When Eichmann joins the S.D. in 1934, it is only in its second year of service. Designed by Himmler to spy on Party members and then headed by Reinhardt Heydrich, the organization becomes the “information and research center for the Secret State Police, or Gestapo” (36). Eichmann thinks he is joining the Reich Security Service, and since “nobody set [him] right,” he reluctantly takes a lower position in the Information Department and begins to work his way up the organizational ladder (36).
Eichmann’s mistake bears some weight on his trial because the question becomes, did he volunteer for his job, or was he drafted? After a few months filing information about Freemasonry, Eichmann is assigned to a department concerning the Jews, which is “the real beginning of the career which was to end in the Jerusalem court” (37). Beginning in 1933, the Nazi regime employs strategies to render the Jews stateless, excluding them from holding both civil positions and public office, thus creating a “complete separation from the rest of the population […] in a matter of weeks or months” (39).

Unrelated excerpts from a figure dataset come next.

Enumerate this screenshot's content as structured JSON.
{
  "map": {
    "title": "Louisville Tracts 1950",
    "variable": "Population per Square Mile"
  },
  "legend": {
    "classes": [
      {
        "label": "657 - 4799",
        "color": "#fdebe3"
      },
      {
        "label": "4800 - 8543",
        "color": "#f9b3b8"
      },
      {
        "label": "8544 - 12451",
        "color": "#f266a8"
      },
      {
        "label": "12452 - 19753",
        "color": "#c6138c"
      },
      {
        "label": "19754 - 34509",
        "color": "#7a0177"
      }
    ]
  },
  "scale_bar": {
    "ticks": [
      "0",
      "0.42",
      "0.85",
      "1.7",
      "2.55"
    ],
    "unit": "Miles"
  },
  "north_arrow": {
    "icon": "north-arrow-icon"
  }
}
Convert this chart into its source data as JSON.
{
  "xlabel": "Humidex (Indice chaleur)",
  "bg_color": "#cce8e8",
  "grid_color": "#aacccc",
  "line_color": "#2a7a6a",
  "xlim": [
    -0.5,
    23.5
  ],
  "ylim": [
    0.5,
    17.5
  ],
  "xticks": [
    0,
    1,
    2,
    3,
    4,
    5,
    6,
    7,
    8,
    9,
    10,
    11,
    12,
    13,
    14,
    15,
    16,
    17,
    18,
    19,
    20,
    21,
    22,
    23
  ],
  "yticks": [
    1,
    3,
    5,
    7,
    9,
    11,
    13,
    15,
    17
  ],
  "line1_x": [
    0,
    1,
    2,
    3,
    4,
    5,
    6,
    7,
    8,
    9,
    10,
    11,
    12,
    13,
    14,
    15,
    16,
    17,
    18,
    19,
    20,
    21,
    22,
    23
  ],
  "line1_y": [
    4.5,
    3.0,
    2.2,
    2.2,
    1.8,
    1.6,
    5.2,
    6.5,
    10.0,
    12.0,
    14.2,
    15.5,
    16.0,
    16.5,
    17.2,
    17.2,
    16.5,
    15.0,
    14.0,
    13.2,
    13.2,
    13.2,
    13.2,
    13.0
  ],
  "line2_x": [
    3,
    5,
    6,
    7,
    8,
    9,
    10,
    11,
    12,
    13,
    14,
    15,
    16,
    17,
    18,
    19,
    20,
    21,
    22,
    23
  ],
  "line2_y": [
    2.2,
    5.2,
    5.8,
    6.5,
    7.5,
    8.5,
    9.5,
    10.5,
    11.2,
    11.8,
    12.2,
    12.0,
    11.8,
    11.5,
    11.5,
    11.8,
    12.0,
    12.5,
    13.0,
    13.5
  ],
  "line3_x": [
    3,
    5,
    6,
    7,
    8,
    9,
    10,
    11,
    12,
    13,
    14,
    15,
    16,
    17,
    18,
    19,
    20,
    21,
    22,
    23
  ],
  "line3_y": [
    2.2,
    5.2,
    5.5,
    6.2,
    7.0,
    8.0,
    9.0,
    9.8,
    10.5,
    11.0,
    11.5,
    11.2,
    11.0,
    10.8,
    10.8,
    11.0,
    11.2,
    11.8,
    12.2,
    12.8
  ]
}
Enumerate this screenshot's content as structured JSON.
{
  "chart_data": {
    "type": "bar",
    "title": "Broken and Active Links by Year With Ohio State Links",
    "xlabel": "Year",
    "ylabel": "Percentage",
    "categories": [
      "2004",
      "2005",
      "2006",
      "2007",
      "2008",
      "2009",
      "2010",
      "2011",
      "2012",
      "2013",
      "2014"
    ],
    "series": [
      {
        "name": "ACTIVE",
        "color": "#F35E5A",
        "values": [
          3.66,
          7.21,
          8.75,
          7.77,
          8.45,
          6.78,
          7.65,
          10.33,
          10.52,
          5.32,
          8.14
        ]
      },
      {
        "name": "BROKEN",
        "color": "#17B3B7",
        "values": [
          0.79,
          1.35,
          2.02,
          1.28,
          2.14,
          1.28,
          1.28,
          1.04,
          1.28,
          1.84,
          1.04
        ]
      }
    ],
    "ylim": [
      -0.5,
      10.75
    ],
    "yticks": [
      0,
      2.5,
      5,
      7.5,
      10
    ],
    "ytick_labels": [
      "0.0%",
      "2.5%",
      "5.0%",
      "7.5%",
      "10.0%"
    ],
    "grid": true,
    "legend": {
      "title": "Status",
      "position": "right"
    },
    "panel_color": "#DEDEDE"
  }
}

By 1939, Eichmann receives his first assignment in Vienna: to force “all Jews, regardless of their desires and regardless of their citizenship” to emigrate (43). Eichmann excels in his position due to his organizational skills and his ability to negotiate with the Jewish functionaries. Within eighteen months, Austria expels one hundred and fifty thousand Jews (44). Eichmann views the orchestration of these forced emigrations as “pulling together” with the Jewish functionaries so that he could “help them” fulfill their “desire” to emigrate (48). It is Eichmann’s remembrance of these turns in his career that create “considerable difficulty” for the court, challenging those prosecuting, defending, and judging him to establish his conscience or intent (54).

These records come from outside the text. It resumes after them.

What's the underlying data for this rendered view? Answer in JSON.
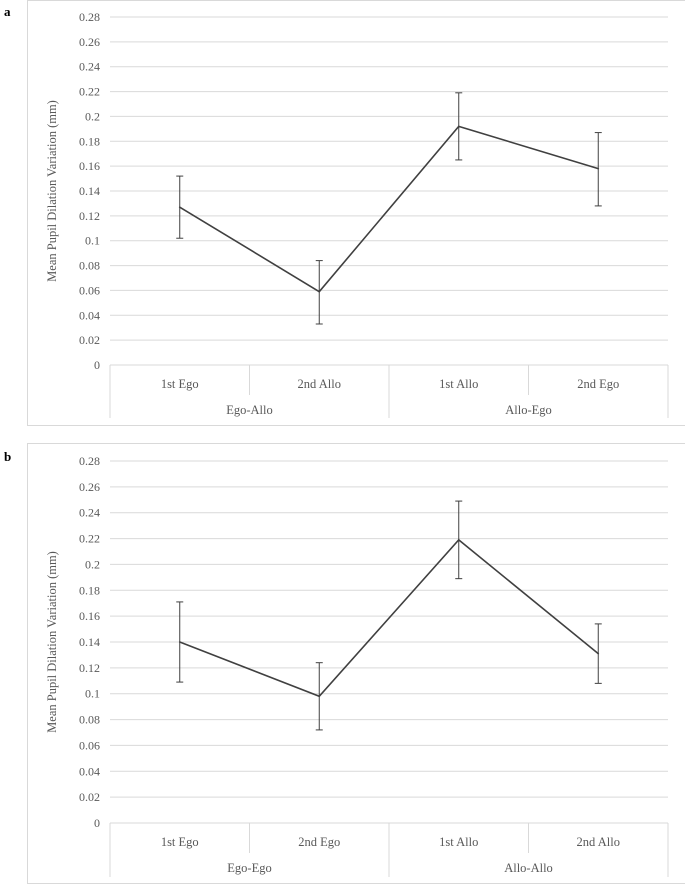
{
  "panels": [
    {
      "letter": "a"
    },
    {
      "letter": "b"
    }
  ],
  "chart_data": [
    {
      "type": "line",
      "title": "",
      "xlabel": "",
      "ylabel": "Mean Pupil Dilation Variation (mm)",
      "ylim": [
        0,
        0.28
      ],
      "y_ticks": [
        0,
        0.02,
        0.04,
        0.06,
        0.08,
        0.1,
        0.12,
        0.14,
        0.16,
        0.18,
        0.2,
        0.22,
        0.24,
        0.26,
        0.28
      ],
      "categories": [
        "1st Ego",
        "2nd Allo",
        "1st Allo",
        "2nd Ego"
      ],
      "groups": [
        {
          "label": "Ego-Allo",
          "categories": [
            "1st Ego",
            "2nd Allo"
          ]
        },
        {
          "label": "Allo-Ego",
          "categories": [
            "1st Allo",
            "2nd Ego"
          ]
        }
      ],
      "series": [
        {
          "values": [
            0.127,
            0.059,
            0.192,
            0.158
          ],
          "error_low": [
            0.102,
            0.033,
            0.165,
            0.128
          ],
          "error_high": [
            0.152,
            0.084,
            0.219,
            0.187
          ]
        }
      ],
      "grid": true,
      "legend": "none",
      "line_color": "#404040"
    },
    {
      "type": "line",
      "title": "",
      "xlabel": "",
      "ylabel": "Mean Pupil Dilation Variation (mm)",
      "ylim": [
        0,
        0.28
      ],
      "y_ticks": [
        0,
        0.02,
        0.04,
        0.06,
        0.08,
        0.1,
        0.12,
        0.14,
        0.16,
        0.18,
        0.2,
        0.22,
        0.24,
        0.26,
        0.28
      ],
      "categories": [
        "1st Ego",
        "2nd Ego",
        "1st Allo",
        "2nd Allo"
      ],
      "groups": [
        {
          "label": "Ego-Ego",
          "categories": [
            "1st Ego",
            "2nd Ego"
          ]
        },
        {
          "label": "Allo-Allo",
          "categories": [
            "1st Allo",
            "2nd Allo"
          ]
        }
      ],
      "series": [
        {
          "values": [
            0.14,
            0.098,
            0.219,
            0.131
          ],
          "error_low": [
            0.109,
            0.072,
            0.189,
            0.108
          ],
          "error_high": [
            0.171,
            0.124,
            0.249,
            0.154
          ]
        }
      ],
      "grid": true,
      "legend": "none",
      "line_color": "#404040"
    }
  ]
}
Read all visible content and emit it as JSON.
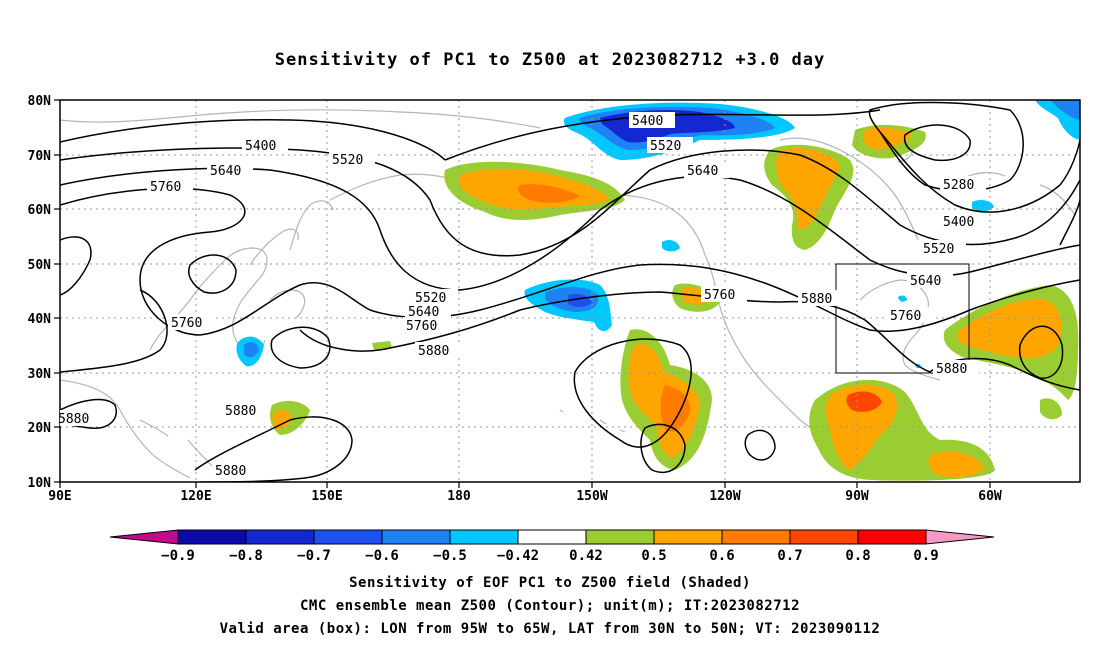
{
  "title": "Sensitivity of PC1 to Z500 at 2023082712 +3.0 day",
  "axes": {
    "lon_labels": [
      "90E",
      "120E",
      "150E",
      "180",
      "150W",
      "120W",
      "90W",
      "60W"
    ],
    "lat_labels": [
      "80N",
      "70N",
      "60N",
      "50N",
      "40N",
      "30N",
      "20N",
      "10N"
    ]
  },
  "contour_labels": {
    "c5400a": "5400",
    "c5520a": "5520",
    "c5640a": "5640",
    "c5760a": "5760",
    "c5400b": "5400",
    "c5520b": "5520",
    "c5640b": "5640",
    "c5280": "5280",
    "c5400c": "5400",
    "c5520c": "5520",
    "c5640c": "5640",
    "c5760c": "5760",
    "c5880c": "5880",
    "c5520d": "5520",
    "c5640d": "5640",
    "c5760d": "5760",
    "c5880d": "5880",
    "c5760e": "5760",
    "c5880e": "5880",
    "c5760f": "5760",
    "c5880f": "5880",
    "c5880g": "5880",
    "c5880h": "5880"
  },
  "colorbar": {
    "labels": [
      "-0.9",
      "-0.8",
      "-0.7",
      "-0.6",
      "-0.5",
      "-0.42",
      "0.42",
      "0.5",
      "0.6",
      "0.7",
      "0.8",
      "0.9"
    ],
    "colors": [
      "#c4088b",
      "#0a0aa8",
      "#1428d2",
      "#1e50f0",
      "#1e82f5",
      "#00c8ff",
      "#ffffff",
      "#9acd32",
      "#ffa500",
      "#ff7a00",
      "#ff4500",
      "#ff0000",
      "#f59ac4"
    ]
  },
  "captions": {
    "line1": "Sensitivity of EOF PC1 to Z500 field (Shaded)",
    "line2": "CMC ensemble mean Z500 (Contour); unit(m); IT:2023082712",
    "line3": "Valid area (box): LON from 95W to 65W, LAT from 30N to 50N; VT: 2023090112"
  }
}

In her opening three chapters, Arendt sets the stage, and the tone, for the duration of the trial and its inevitable outcome, preparing readers to analyze not only the character of one individual, Eichmann, but the character of the war and all its players. From the start, Arendt admits that no one man can be punishable for the deaths of millions of Jews, but it is important for this trial, in her opinion, to identify the specific actions of the individual that were made possible by the actions of the whole, and then stress the need for Eichmann to be punished accordingly. Since the statute of limitations wiped out all offenses other than first-degree murder by May of 1960, “fantastically lenient sentences” had been “meted out to the accused” (15). Several “members of the so-called Eichmann Commando” had been living openly, enjoying gainful employment, some even holding office, despite the fact that “evidence against them had been published in Germany years before, in books and magazine articles, [yet] not one of them had found it necessary to live under an assumed name” (14).

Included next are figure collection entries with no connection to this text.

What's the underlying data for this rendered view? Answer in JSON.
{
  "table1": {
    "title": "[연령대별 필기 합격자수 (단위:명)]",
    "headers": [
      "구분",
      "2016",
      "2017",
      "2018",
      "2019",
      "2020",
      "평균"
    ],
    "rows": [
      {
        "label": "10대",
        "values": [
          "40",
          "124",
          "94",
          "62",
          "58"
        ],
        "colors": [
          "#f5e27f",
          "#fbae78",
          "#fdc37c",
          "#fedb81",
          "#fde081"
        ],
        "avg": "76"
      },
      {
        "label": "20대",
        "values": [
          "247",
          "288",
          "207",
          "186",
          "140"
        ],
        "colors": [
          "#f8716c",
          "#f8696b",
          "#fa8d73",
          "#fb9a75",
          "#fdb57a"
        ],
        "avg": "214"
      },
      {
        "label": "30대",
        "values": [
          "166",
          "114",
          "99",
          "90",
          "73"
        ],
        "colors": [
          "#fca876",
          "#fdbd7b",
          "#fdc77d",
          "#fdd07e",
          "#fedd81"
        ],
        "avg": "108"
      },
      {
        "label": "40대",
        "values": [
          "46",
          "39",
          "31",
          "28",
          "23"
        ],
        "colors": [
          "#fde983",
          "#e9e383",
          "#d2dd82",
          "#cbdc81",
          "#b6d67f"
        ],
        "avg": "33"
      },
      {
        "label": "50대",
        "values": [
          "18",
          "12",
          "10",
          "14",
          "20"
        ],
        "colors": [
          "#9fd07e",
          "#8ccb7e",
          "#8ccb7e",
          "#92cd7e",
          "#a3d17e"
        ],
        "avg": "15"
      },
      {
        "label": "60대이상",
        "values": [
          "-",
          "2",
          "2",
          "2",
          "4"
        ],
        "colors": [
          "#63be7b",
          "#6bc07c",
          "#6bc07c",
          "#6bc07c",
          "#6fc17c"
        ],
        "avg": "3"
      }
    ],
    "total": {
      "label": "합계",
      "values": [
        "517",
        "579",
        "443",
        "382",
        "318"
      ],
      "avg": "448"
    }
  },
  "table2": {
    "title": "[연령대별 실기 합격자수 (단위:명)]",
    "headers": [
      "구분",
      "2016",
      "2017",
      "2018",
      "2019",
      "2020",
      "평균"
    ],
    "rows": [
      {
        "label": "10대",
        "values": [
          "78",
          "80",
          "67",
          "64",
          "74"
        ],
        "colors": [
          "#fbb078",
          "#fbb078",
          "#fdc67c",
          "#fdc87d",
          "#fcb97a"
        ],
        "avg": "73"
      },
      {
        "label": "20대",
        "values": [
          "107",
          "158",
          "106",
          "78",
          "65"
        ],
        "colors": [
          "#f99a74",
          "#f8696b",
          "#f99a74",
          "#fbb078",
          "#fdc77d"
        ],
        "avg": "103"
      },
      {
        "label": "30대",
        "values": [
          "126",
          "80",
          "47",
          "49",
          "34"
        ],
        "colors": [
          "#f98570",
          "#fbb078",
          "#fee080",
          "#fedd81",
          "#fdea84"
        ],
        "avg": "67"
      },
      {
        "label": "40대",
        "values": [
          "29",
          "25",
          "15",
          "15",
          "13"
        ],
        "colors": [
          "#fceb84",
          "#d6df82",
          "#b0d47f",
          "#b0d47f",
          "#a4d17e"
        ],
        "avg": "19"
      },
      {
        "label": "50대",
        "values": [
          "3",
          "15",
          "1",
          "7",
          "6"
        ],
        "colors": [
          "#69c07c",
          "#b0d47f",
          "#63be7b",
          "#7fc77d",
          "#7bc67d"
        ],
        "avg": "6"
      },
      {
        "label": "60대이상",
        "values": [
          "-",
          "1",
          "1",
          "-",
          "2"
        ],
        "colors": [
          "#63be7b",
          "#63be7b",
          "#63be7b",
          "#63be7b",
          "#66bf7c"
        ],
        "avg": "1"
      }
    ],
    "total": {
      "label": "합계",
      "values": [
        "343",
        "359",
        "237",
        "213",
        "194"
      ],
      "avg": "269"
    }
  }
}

Arendt’s technique of bringing to the reader’s attention these extenuating circumstances challenges them to judge Eichmann as well as his surrounding influences on additional evidence not necessarily provided in the court proceedings. Arendt interjects Eichmann’s testimony with parenthetical clarifications or directly opposing information so that Eichmann is never permitted to stand on his own words, leaving readers with handfuls of information to arrive at their own conclusions, however influenced by Arendt’s sometimes sarcastic tone. Arendt tows the line between the need for Eichmann to be held accountable for his individual actions and questioning how much Eichmann could have been capable of doing on his own, given his lack of malicious motivation. Regardless of intent, Eichmann, through organization and negotiation, becomes “an expert on the Jewish question” (36) when he successfully expels nearly one hundred and fifty thousand Jews from Austria. His first assignment of many, Arendt’s emphasis on Eichmann’s organizational skills and ability to negotiate show that Eichmann’s success comes from rather ordinary abilities, a feature almost disappointing when the expectation is a terror-inspiring monster.